Che dire poi delle frequenti interlocuzioni, la condivisione della militanza rispetto a battaglie che talvolta cristallizzano le passioni facendo perdere di vista il loro alto valore, come nel caso del riconoscimento della cittadinanza ai figli dei migranti. Una battaglia che vedeva Alessandro convintamente schierato dalla parte del buon senso e del sano pragmatismo.

Per tenere accesa la fiamma del suo impegno sociale e civile, la Flai, in collaborazione con la Slc e la Fondazione Di Vittorio, ha istituito il Sostegno al reportage sociale Leogrande.

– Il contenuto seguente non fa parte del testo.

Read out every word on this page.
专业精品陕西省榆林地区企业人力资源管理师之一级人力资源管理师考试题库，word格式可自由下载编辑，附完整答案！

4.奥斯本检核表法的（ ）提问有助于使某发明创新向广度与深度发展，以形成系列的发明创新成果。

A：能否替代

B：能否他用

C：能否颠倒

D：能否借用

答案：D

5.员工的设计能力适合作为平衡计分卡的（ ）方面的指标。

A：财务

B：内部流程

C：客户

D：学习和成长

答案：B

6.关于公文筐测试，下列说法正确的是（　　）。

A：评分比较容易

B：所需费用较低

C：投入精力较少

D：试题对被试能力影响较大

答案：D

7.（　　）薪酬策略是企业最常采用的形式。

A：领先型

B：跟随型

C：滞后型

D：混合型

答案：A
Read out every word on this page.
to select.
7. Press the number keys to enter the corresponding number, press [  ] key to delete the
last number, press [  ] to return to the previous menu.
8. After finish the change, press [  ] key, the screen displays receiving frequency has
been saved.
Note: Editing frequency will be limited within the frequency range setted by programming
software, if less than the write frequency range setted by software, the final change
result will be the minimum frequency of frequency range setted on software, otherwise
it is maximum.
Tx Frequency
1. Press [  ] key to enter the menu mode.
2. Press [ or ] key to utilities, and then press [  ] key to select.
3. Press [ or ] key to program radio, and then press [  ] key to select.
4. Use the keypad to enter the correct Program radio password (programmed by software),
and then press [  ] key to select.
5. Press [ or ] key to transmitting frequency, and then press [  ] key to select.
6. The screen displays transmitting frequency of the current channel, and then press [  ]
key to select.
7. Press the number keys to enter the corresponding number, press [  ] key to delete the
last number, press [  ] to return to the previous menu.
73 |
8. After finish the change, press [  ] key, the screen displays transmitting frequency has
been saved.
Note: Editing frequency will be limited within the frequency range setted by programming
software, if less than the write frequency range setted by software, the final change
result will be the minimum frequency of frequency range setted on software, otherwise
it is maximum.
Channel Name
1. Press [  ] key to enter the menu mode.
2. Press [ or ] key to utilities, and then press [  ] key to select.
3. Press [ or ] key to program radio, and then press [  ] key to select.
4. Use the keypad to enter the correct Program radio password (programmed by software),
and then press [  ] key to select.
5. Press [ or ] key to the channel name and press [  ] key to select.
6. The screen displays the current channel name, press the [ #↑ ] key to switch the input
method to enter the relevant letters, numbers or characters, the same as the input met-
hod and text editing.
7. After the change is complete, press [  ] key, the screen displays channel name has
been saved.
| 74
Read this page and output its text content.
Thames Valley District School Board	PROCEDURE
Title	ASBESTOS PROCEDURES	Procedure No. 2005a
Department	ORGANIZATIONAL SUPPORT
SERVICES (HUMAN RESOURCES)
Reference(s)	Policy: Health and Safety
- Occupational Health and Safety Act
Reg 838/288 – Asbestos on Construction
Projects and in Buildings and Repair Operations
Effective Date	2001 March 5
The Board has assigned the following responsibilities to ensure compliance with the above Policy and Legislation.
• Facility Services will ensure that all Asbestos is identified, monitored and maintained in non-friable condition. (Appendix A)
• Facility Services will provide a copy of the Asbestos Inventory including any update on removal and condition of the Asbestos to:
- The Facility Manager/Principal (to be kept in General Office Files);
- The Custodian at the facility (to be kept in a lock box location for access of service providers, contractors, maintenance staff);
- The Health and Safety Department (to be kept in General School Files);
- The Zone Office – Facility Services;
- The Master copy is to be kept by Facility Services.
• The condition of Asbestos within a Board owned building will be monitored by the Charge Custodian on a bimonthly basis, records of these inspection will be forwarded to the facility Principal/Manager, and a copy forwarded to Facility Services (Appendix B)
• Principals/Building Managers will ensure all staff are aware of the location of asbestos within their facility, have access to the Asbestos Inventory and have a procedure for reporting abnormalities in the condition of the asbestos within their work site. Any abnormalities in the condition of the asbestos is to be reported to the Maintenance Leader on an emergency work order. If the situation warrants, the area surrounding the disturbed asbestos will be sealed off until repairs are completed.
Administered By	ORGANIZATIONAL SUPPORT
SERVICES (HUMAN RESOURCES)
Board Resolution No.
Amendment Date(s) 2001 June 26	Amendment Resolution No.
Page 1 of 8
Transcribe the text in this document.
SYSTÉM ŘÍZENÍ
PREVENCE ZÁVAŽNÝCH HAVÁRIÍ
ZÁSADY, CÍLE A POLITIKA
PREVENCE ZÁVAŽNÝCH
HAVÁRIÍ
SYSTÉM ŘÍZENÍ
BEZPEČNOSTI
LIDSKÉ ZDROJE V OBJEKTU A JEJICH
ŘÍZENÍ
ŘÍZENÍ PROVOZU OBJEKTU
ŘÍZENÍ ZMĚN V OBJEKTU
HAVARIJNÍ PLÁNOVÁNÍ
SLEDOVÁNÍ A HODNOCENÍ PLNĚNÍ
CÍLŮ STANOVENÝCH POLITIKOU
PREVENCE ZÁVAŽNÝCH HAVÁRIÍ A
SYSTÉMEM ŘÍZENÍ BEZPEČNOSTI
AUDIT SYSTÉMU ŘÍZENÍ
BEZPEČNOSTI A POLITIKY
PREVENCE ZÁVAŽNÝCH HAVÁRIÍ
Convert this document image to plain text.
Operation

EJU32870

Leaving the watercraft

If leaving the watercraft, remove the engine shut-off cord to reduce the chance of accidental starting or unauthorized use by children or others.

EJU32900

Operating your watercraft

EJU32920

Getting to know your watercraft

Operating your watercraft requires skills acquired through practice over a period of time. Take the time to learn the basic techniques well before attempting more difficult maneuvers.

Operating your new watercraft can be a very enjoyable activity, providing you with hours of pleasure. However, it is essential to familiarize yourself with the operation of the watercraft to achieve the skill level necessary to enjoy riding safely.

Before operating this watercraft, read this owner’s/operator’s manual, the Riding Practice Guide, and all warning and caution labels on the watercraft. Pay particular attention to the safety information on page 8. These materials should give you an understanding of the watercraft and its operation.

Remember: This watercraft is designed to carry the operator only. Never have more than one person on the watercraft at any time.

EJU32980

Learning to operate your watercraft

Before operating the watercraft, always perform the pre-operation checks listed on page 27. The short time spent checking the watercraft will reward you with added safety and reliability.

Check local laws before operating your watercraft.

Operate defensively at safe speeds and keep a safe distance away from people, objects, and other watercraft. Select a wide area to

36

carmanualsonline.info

Con uno scopo: promuovere la realizzazione di reportage sociale ad opera di giovani autori, ispirandosi e collegandosi idealmente al lavoro intellettuale e letterario del compianto giornalista e scrittore.

Nessun dubbio. Alessandro è stato un argine a certa narrazione tossica che ignora le sofferenze patite, i drammi vissuti, le speranze sepolte. In nome della frontiera. È stato la voce di una contro-narrazione che vede nell’alterità innanzitutto persone. Con le nostre aspirazioni, i nostri sogni. Le nostre solitudini, anche collettive e le nostre fragilità. Altrimenti si finisce “per condividere gli stessi parametri del discorso dominante, pur rovesciandolo”, Alessandro Leogrande dixit.